How to describe it never came within my grasp at that time. Now we know, those pencils of 1956 were of a metallic coloured hue. But the real surprise was that, as they were sharpened, the shavings would emit a wonderful fragrance. We had always associated pencils with writing homework – that distasteful duty – but suddenly we saw them in a different light; they were not only beautiful looking but nice smelling too. The following day we brought them to school and paraded them to all of our classmates; they made us proud that day. Have we ever met fragrant pencils since then? Never. Still wondering where did the old man get them from.

That academic year would have ended wonderfully for all of us, but it was not to be. It had an anticlimax; the bad news came as a surprise – for the simple reason that children would always be kept in the dark and would never know what were in the grown-ups’ mind. So one day I suddenly had the feeling that my world had collapsed. How would a child of 8 feel if all his bosom childhood friends, from the same vicinity, were suddenly to leave him and walk away from his school life? Was it mid or end of the year – when the teacher Mrs Desveau suddenly called out many names of my buddies; they were asked to pick their satchels and get ready to change school!!

Possibly my friends had been wised up to their parents’ plan for them; as to my father he did not, and so I was in total darkness. Most of my class buddies were to be transferred to the new Colonel Maingard Government School, situated at the extreme west end of the road, some one kilometer away. How come I was not included? Later I would learn that my father had not opted for transfer though I was in that catchment area. So out of the blue I found myself almost friendless – Anand, Dinesh and many others walked away from me. That left me sitting alone at my desk, in total disarray and in tears. It was perhaps my most miserable day of that year. But time would give my dad reason – my school always did better in the ‘p’tite bourse’, and decades later the other one would be closed down for one reason or other.

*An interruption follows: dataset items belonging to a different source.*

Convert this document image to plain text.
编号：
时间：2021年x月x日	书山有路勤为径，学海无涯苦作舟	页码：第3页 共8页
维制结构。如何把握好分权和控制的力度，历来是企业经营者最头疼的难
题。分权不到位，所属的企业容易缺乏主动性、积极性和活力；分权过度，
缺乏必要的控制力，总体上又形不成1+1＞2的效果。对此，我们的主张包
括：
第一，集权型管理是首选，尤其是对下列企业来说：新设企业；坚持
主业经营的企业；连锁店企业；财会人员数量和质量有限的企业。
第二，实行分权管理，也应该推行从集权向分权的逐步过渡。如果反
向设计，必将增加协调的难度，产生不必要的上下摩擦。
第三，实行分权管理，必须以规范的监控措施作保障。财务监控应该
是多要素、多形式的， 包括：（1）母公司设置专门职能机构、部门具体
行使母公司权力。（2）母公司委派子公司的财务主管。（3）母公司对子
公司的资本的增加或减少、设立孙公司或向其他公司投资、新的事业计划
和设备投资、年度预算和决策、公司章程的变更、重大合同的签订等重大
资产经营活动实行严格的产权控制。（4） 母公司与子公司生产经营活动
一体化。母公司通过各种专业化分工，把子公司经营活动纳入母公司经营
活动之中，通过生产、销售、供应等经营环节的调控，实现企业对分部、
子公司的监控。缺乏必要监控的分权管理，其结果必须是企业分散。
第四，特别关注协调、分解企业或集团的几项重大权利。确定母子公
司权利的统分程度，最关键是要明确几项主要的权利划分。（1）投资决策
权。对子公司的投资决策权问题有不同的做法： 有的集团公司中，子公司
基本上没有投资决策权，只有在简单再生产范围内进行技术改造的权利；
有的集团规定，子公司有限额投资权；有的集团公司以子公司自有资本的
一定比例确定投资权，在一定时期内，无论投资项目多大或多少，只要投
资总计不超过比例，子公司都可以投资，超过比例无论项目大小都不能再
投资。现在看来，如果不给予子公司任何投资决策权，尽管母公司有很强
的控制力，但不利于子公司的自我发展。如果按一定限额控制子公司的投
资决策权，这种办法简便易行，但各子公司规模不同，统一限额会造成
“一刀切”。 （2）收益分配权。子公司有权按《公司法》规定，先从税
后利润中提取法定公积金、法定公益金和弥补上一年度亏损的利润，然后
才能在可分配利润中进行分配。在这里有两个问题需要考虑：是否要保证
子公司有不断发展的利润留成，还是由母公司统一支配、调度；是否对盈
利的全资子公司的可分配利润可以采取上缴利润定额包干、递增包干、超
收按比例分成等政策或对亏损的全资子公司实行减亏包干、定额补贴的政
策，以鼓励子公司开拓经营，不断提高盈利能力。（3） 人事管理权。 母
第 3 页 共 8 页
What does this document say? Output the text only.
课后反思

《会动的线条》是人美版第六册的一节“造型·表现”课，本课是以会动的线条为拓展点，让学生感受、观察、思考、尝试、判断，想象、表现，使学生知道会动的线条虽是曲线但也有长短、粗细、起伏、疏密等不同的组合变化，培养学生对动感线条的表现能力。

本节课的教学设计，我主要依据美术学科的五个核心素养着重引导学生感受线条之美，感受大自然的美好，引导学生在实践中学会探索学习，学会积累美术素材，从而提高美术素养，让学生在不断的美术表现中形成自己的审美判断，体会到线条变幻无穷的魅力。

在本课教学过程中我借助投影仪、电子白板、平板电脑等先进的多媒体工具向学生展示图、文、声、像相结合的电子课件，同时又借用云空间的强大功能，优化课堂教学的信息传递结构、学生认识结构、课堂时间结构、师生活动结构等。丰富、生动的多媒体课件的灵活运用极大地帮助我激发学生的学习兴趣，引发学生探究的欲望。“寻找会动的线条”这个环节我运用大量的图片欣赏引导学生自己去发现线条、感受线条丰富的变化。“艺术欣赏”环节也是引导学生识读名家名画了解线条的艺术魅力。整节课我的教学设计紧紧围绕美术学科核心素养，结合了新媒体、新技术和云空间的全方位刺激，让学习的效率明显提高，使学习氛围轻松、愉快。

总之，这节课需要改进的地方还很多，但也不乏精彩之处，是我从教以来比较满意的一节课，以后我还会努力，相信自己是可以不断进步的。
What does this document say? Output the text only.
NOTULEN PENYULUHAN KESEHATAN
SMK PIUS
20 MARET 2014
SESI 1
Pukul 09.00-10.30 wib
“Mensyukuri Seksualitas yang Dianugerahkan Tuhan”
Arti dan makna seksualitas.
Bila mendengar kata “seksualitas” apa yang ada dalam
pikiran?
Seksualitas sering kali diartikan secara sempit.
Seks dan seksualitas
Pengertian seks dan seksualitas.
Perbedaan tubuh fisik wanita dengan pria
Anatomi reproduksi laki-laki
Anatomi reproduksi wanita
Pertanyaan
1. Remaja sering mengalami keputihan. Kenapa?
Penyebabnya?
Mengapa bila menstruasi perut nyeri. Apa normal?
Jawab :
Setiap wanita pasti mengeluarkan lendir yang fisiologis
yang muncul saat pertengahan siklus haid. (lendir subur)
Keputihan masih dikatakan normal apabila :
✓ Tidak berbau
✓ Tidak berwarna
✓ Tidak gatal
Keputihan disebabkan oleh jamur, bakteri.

But the icing on the cake would be the Indian picture “Anari”, which would extol the glory of 1956 in one of its songs. Raj Kapoor, that eternal pauper, was ushered into a night club by his “ange gardien ” Lalita Pawar, where a voluptuous Helenish siren would be the life and soul of the end-of-year party; and they would be dancing and rendering that lively memorable song ‘1956 … 1957 … 1958 …1959… 9. 9. 9. 9’. The young adults were already glorifying the 50s and making ready to welcome a new decade. Had we children been more mature, we would have known and taken the cue, that that was the curtain — the death knoll of those memorable 50s — of our childhood.

That was sixty years ago — we were about 8 years old.

Nowadays psychologists and experts will tell us that it’s necessary to teach our children as much as possible before their 7th – 8th year, the time of a fantastic memory; that early period of life is the most important in the child’s development, it is the most malleable and adaptive period. After that the brain is already set, and soon goes through the turmoil of puberty, readying to face the future and the world. And it would also be the time when children will start remembering their previous night’s dreams and their elders, and the good and bad turns they would be going through.

Is it possible that Mother Nature did play one of her tricks on our immature mind and help us to keep such a most vivid memory of that year 1956? Or is it that we have just been dreaming and thinking of reinforcing and embellishing those blurred memories of that wonderful year? Who knows?